Como está chegando o fim de mais um ano, a Liturgia chama a nossa atenção para a realidade de que a vida passa, não obstante que, segundo cremos, a vida não termine, mas se transforme. Tendo em vista este processo, é absolutamente importante perseverar até o fim na fé e na prática das boas obras de misericórdia. Jesus fala que a vida do cristão é uma luta constante. Ele pede discernimento dos sinais paradoxais já visíveis na história e coragem para suportar todo tipo de provação da perseguição, violência e até morte e todo tipo de tentação da traição da fé pela atração de seguir falsos messias anunciadores da iminência do fim do mundo. Ele diz inclusive que os cristãos serão odiados e perseguidos por causa do seu nome, até mesmo por seus próprios pais, irmãos, parentes e amigos. No trecho evangélico de hoje, Jesus arremata a sua fala com palavras de encorajamento, dizendo: "Mas vós não perdereis um só fio de cabelo da vossa cabeça. É permanecendo firmes que ireis ganhar a vida". Como sabemos, a vida plena com Deus.

"Firmes para ganhar a vida" é um bom princípio para ajudar-nos na preparação do Natal e do Ano Novo que se aproximam, e um bom lema para guiar-nos pela vida afora, uma vida que em nós nunca termina, mas se transforma na medida em que caminhamos ano a ano rumo à pátria celeste. Porque a graça de Deus não é estéril em nós, bastando que perseveremos nela até o fim (cf. Cor15,10). Por isso, permanecermos firmes é preciso. Inclusive para não recebermos a graça de Deus em vão.

Como pessoas de fé que somos, não acreditamos que estamos aqui neste mundo para nada.

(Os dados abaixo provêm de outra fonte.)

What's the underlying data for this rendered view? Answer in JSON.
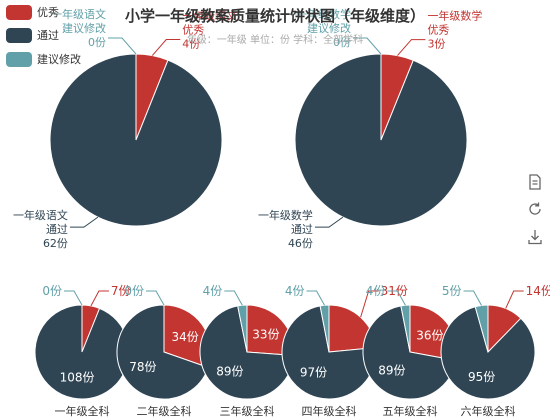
{
  "title": "小学一年级教案质量统计饼状图（年级维度）",
  "subtitle": "年级：一年级    单位：份    学科：全部学科",
  "legend": [
    {
      "label": "优秀",
      "color": "#c23531"
    },
    {
      "label": "通过",
      "color": "#2f4554"
    },
    {
      "label": "建议修改",
      "color": "#61a0a8"
    }
  ],
  "toolbox": {
    "icons": [
      "data-view-icon",
      "restore-icon",
      "save-image-icon"
    ]
  },
  "chart_data": [
    {
      "type": "pie",
      "name": "一年级语文",
      "categories": [
        "优秀",
        "通过",
        "建议修改"
      ],
      "values": [
        4,
        62,
        0
      ]
    },
    {
      "type": "pie",
      "name": "一年级数学",
      "categories": [
        "优秀",
        "通过",
        "建议修改"
      ],
      "values": [
        3,
        46,
        0
      ]
    },
    {
      "type": "pie",
      "name": "一年级全科",
      "categories": [
        "优秀",
        "通过",
        "建议修改"
      ],
      "values": [
        7,
        108,
        0
      ]
    },
    {
      "type": "pie",
      "name": "二年级全科",
      "categories": [
        "优秀",
        "通过",
        "建议修改"
      ],
      "values": [
        34,
        78,
        0
      ]
    },
    {
      "type": "pie",
      "name": "三年级全科",
      "categories": [
        "优秀",
        "通过",
        "建议修改"
      ],
      "values": [
        33,
        89,
        4
      ]
    },
    {
      "type": "pie",
      "name": "四年级全科",
      "categories": [
        "优秀",
        "通过",
        "建议修改"
      ],
      "values": [
        31,
        97,
        4
      ]
    },
    {
      "type": "pie",
      "name": "五年级全科",
      "categories": [
        "优秀",
        "通过",
        "建议修改"
      ],
      "values": [
        36,
        89,
        4
      ]
    },
    {
      "type": "pie",
      "name": "六年级全科",
      "categories": [
        "优秀",
        "通过",
        "建议修改"
      ],
      "values": [
        14,
        95,
        5
      ]
    }
  ],
  "unit_suffix": "份"
}
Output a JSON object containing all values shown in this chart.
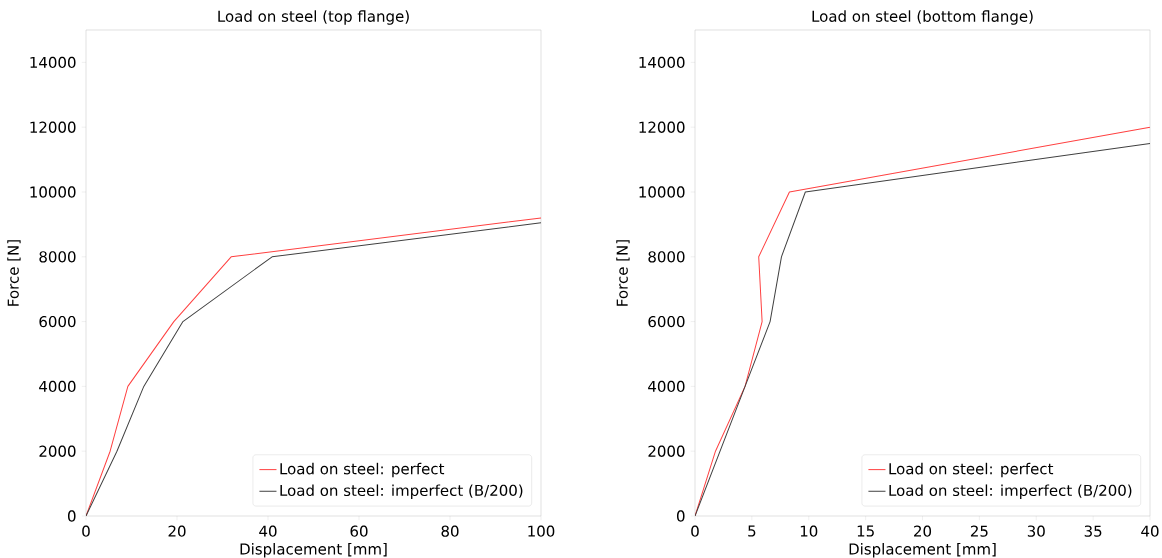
{
  "chart_data": [
    {
      "type": "line",
      "title": "Load on steel (top flange)",
      "xlabel": "Displacement [mm]",
      "ylabel": "Force [N]",
      "xlim": [
        0,
        100
      ],
      "ylim": [
        0,
        15000
      ],
      "xticks": [
        0,
        20,
        40,
        60,
        80,
        100
      ],
      "yticks": [
        0,
        2000,
        4000,
        6000,
        8000,
        10000,
        12000,
        14000
      ],
      "legend": "bottom right",
      "grid": false,
      "series": [
        {
          "name": "Load on steel: perfect",
          "color": "#ff4040",
          "x": [
            0,
            5.3,
            9.2,
            19.3,
            31.9,
            100
          ],
          "values": [
            0,
            2000,
            4000,
            6000,
            8000,
            9200
          ]
        },
        {
          "name": "Load on steel: imperfect (B/200)",
          "color": "#404040",
          "x": [
            0,
            6.8,
            12.7,
            21.3,
            40.9,
            100
          ],
          "values": [
            0,
            2000,
            4000,
            6000,
            8000,
            9050
          ]
        }
      ]
    },
    {
      "type": "line",
      "title": "Load on steel (bottom flange)",
      "xlabel": "Displacement [mm]",
      "ylabel": "Force [N]",
      "xlim": [
        0,
        40
      ],
      "ylim": [
        0,
        15000
      ],
      "xticks": [
        0,
        5,
        10,
        15,
        20,
        25,
        30,
        35,
        40
      ],
      "yticks": [
        0,
        2000,
        4000,
        6000,
        8000,
        10000,
        12000,
        14000
      ],
      "legend": "bottom right",
      "grid": false,
      "series": [
        {
          "name": "Load on steel: perfect",
          "color": "#ff4040",
          "x": [
            0,
            1.8,
            4.4,
            5.9,
            5.6,
            8.3,
            40
          ],
          "values": [
            0,
            2000,
            4000,
            6000,
            8000,
            10000,
            12000
          ]
        },
        {
          "name": "Load on steel: imperfect (B/200)",
          "color": "#404040",
          "x": [
            0,
            4.4,
            6.6,
            7.6,
            9.7,
            40
          ],
          "values": [
            0,
            4000,
            6000,
            8000,
            10000,
            11500
          ]
        }
      ]
    }
  ]
}
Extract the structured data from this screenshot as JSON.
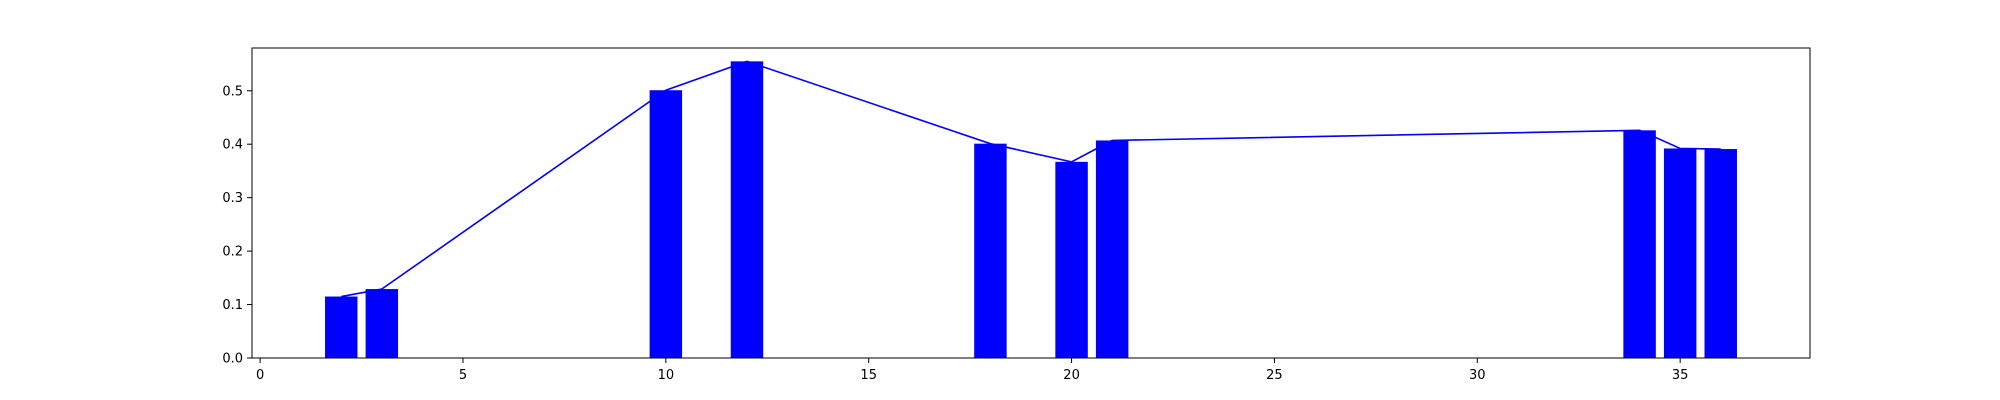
{
  "chart_data": {
    "type": "bar",
    "x": [
      2,
      3,
      10,
      12,
      18,
      20,
      21,
      34,
      35,
      36
    ],
    "values": [
      0.115,
      0.129,
      0.501,
      0.555,
      0.401,
      0.367,
      0.407,
      0.426,
      0.392,
      0.391
    ],
    "overlay": {
      "type": "line",
      "x": [
        2,
        3,
        10,
        12,
        18,
        20,
        21,
        34,
        35,
        36
      ],
      "values": [
        0.115,
        0.129,
        0.501,
        0.555,
        0.401,
        0.367,
        0.407,
        0.426,
        0.392,
        0.391
      ]
    },
    "bar_width": 0.8,
    "xlim": [
      -0.2,
      38.2
    ],
    "ylim": [
      0,
      0.58
    ],
    "xticks": [
      0,
      5,
      10,
      15,
      20,
      25,
      30,
      35
    ],
    "yticks": [
      0.0,
      0.1,
      0.2,
      0.3,
      0.4,
      0.5
    ],
    "xtick_labels": [
      "0",
      "5",
      "10",
      "15",
      "20",
      "25",
      "30",
      "35"
    ],
    "ytick_labels": [
      "0.0",
      "0.1",
      "0.2",
      "0.3",
      "0.4",
      "0.5"
    ],
    "title": "",
    "xlabel": "",
    "ylabel": "",
    "grid": false,
    "colors": {
      "bar": "#0000ff",
      "line": "#0000ff",
      "axes": "#000000"
    }
  }
}
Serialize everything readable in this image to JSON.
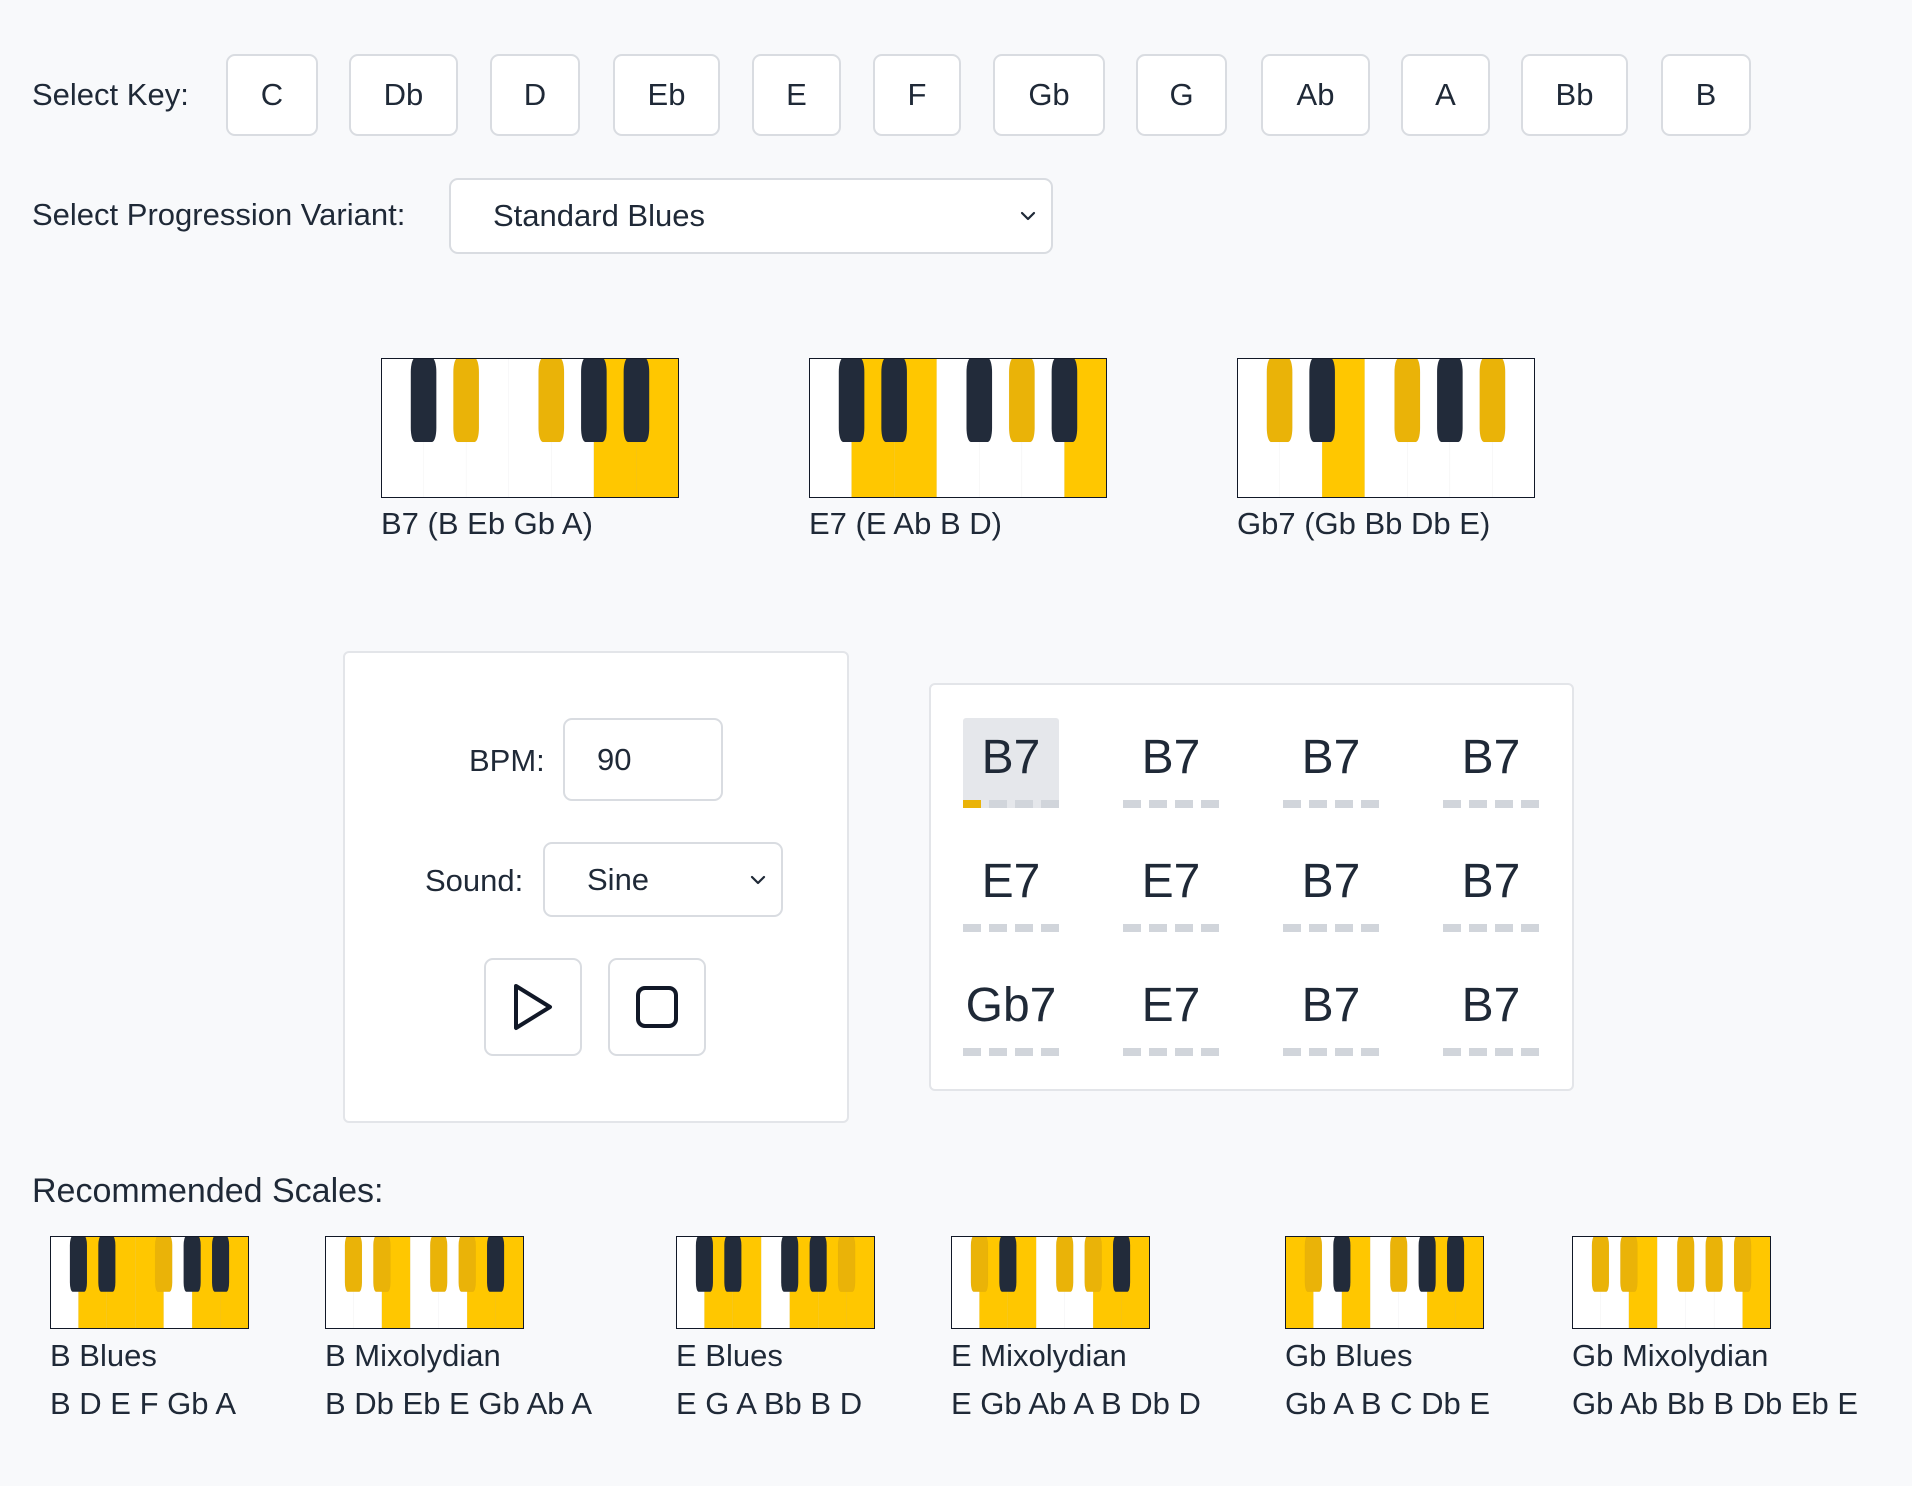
{
  "key_selector": {
    "label": "Select Key:",
    "keys": [
      "C",
      "Db",
      "D",
      "Eb",
      "E",
      "F",
      "Gb",
      "G",
      "Ab",
      "A",
      "Bb",
      "B"
    ]
  },
  "variant_selector": {
    "label": "Select Progression Variant:",
    "value": "Standard Blues"
  },
  "chords": [
    {
      "label": "B7 (B Eb Gb A)",
      "notes": [
        "B",
        "Eb",
        "Gb",
        "A"
      ]
    },
    {
      "label": "E7 (E Ab B D)",
      "notes": [
        "E",
        "Ab",
        "B",
        "D"
      ]
    },
    {
      "label": "Gb7 (Gb Bb Db E)",
      "notes": [
        "Gb",
        "Bb",
        "Db",
        "E"
      ]
    }
  ],
  "controls": {
    "bpm_label": "BPM:",
    "bpm_value": "90",
    "sound_label": "Sound:",
    "sound_value": "Sine",
    "play_icon": "play-icon",
    "stop_icon": "stop-icon"
  },
  "progression": {
    "bars": [
      "B7",
      "B7",
      "B7",
      "B7",
      "E7",
      "E7",
      "B7",
      "B7",
      "Gb7",
      "E7",
      "B7",
      "B7"
    ],
    "active_bar": 0,
    "active_beat": 0
  },
  "scales": {
    "heading": "Recommended Scales:",
    "items": [
      {
        "name": "B Blues",
        "notes": "B D E F Gb A",
        "pitches": [
          "B",
          "D",
          "E",
          "F",
          "Gb",
          "A"
        ]
      },
      {
        "name": "B Mixolydian",
        "notes": "B Db Eb E Gb Ab A",
        "pitches": [
          "B",
          "Db",
          "Eb",
          "E",
          "Gb",
          "Ab",
          "A"
        ]
      },
      {
        "name": "E Blues",
        "notes": "E G A Bb B D",
        "pitches": [
          "E",
          "G",
          "A",
          "Bb",
          "B",
          "D"
        ]
      },
      {
        "name": "E Mixolydian",
        "notes": "E Gb Ab A B Db D",
        "pitches": [
          "E",
          "Gb",
          "Ab",
          "A",
          "B",
          "Db",
          "D"
        ]
      },
      {
        "name": "Gb Blues",
        "notes": "Gb A B C Db E",
        "pitches": [
          "Gb",
          "A",
          "B",
          "C",
          "Db",
          "E"
        ]
      },
      {
        "name": "Gb Mixolydian",
        "notes": "Gb Ab Bb B Db Eb E",
        "pitches": [
          "Gb",
          "Ab",
          "Bb",
          "B",
          "Db",
          "Eb",
          "E"
        ]
      }
    ]
  },
  "colors": {
    "highlight_white": "#ffc700",
    "highlight_black": "#eab308",
    "black_key": "#222b3a",
    "beat_active": "#eab308",
    "beat_idle": "#d1d5db"
  }
}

Ao contrário, mesmo passando pela morte, cremos que continuaremos a viver. Trabalhados pela graça de Deus que nos foi dada por Jesus Cristo, Paulo Apóstolo deduz que, "embora em nós, o homem exterior (biológico) vá caminhando para a ruína, o homem interior (espiritual) se renova dia a dia" (2Cor 4,16).

O filósofo Pascal dizia ter mil razões para não crer e mil para crer. Mas dizia que já tinha feito a sua opção que é "eu creio". Nós bem sabemos que a fé não é uma certeza matemática, clara como a luz do dia. A fé é resultado do amor, vem da graça, é dom. À razão se responde com a razão. Qual é a soma de dois mais dois? Quatro é a resposta certa. Contudo, ao amor só se responde com o amor. Ter fé é amar, porque a gente só tem fé em quem ama. O filósofo existencialista Gabriel Marcel, que se converteu ao catolicismo na maturidade, compreendeu bem isso e dizia que Deus não é como um objeto, como um ausente do qual se pode falar como se fala de uma terceira pessoa, um ele. Deus, porém, é presença absoluta, com Ele só no amor se pode falar, como a um tu: "A religião começa quando eu transformo um ele num tu". Deus só no amor se revela e se dá, e nós só no amor O poderemos encontrar. Ser cristão, então, é criar o tu ao redor de nós, é amar.